What is necessary, is to understand what a customer is trying to achieve without the product. What is the gap she is trying to fill? What did the product do that fulfilled her requirement? Why did she choose this manner of fulfillment? Was there another way she could have achieved the same result? Would she choose this method every time a similar situation arises, or was there something specific about this one? What other things did she have to do along with using our product or service to completely finish what she was trying to do? Could we have done something more or something else that would have aided in that job? What are the emotional factors she considers when doing that job?

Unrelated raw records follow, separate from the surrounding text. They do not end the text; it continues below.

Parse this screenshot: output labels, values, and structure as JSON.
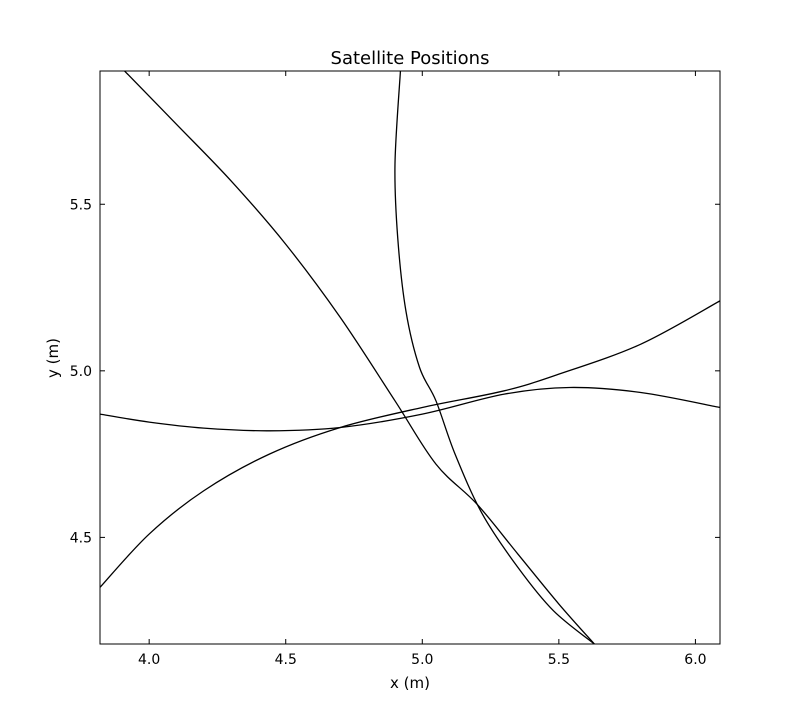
{
  "chart_data": {
    "type": "line",
    "title": "Satellite Positions",
    "xlabel": "x (m)",
    "ylabel": "y (m)",
    "xlim": [
      3.82,
      6.09
    ],
    "ylim": [
      4.18,
      5.9
    ],
    "xticks": [
      4.0,
      4.5,
      5.0,
      5.5,
      6.0
    ],
    "xtick_labels": [
      "4.0",
      "4.5",
      "5.0",
      "5.5",
      "6.0"
    ],
    "yticks": [
      4.5,
      5.0,
      5.5
    ],
    "ytick_labels": [
      "4.5",
      "5.0",
      "5.5"
    ],
    "grid": false,
    "legend": false,
    "line_color": "#000000",
    "series": [
      {
        "x": [
          3.91,
          4.1,
          4.3,
          4.5,
          4.7,
          4.9,
          5.05,
          5.2,
          5.35,
          5.5,
          5.63
        ],
        "y": [
          5.9,
          5.74,
          5.57,
          5.38,
          5.16,
          4.91,
          4.72,
          4.6,
          4.45,
          4.3,
          4.18
        ]
      },
      {
        "x": [
          4.92,
          4.9,
          4.91,
          4.94,
          4.99,
          5.05,
          5.12,
          5.22,
          5.35,
          5.48,
          5.63
        ],
        "y": [
          5.9,
          5.62,
          5.4,
          5.18,
          5.01,
          4.91,
          4.75,
          4.57,
          4.41,
          4.28,
          4.18
        ]
      },
      {
        "x": [
          3.82,
          4.0,
          4.2,
          4.44,
          4.7,
          5.0,
          5.3,
          5.54,
          5.8,
          6.09
        ],
        "y": [
          4.87,
          4.846,
          4.828,
          4.82,
          4.83,
          4.87,
          4.93,
          4.95,
          4.935,
          4.89
        ]
      },
      {
        "x": [
          3.82,
          4.0,
          4.2,
          4.44,
          4.7,
          5.0,
          5.3,
          5.5,
          5.8,
          6.09
        ],
        "y": [
          4.35,
          4.51,
          4.64,
          4.75,
          4.83,
          4.89,
          4.94,
          4.99,
          5.08,
          5.21
        ]
      }
    ]
  }
}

Do they aid her or inhibit her in performing that task?

By thinking around the product we don’t get trapped into the product-focused mindset. We first understand the job (problem, situation, context, task) and then figure out the best way to fulfill the job.

But understanding the job in itself to be able to turn it into a successful business. Are there enough people out there that face similar situations and use similar ways to solve their problem? What are they willing to pay for? Can we deliver a product or service reasonably at that price? Is it scalable, sustainable, and profitable? These are all questions on the business model that must be answered? A lot of startups focus so much on the product, that they completely overlook this absolutely critical part. This is the factor that ultimately decides which company thrives and which goes belly up.

The third crucial component that jobs thinking brings is the concept of competition. Startups and established companies alike box themselves into product categories and completely miss out on competition that eats into the customer’s share of wallet, as well as share of mind. One of the most overlooked form of competition is non-consumption, where consumers choose to do nothing at all when they could be using a product. Or customers could be using a sub-optimal substitute to do a job that a new product could be doing much better. Studying competition in this way, also gives a good indicator acceptable pricing in a customer’s mind.

Jobs thinking gives us an excellent roadmap to iterative product development, as it tells us what is most important to the customer and why. It also tells us what jobs are currently not fulfilled to satisfaction. It’s a recipe for MVPs like no other. Moving away from featuritis to delivering true value, convenience, lower cost, less effort, or whatever else the customer is looking for in a solution. Once a product fulfills its purpose, there is no need to keep adding features. There are always more jobs to be explored, because we as humans are never satisfied; it is the human condition.

Keep it as simple as possible, and no less.

    – Albert Einstein

Success (and failure) metrics should always be defined from the point of view of the customer job – how well or poorly the product is helping them achieve it. Jobs thinking gives a very clear picture about what customers value and those are the only criteria by which a company can judge its performance.

Jobs-to-be-done offer a natural way of segmenting the market around users looking to achieve similar outcomes. Traditional marketing has relied on segmenting based on customer attribute variables such as demographic, ethnographic, and psychographic. These variables do not offer any insight as to why those segments would buy a product or be influenced by certain marketing messages. But as groups of people in similar circumstances trying to achieve similar outcomes and valuing similar characteristics in a solution, are much more likely to behave in a similar fashion, respond in a similar manner once they are made aware how a product solves their job-to-be-done.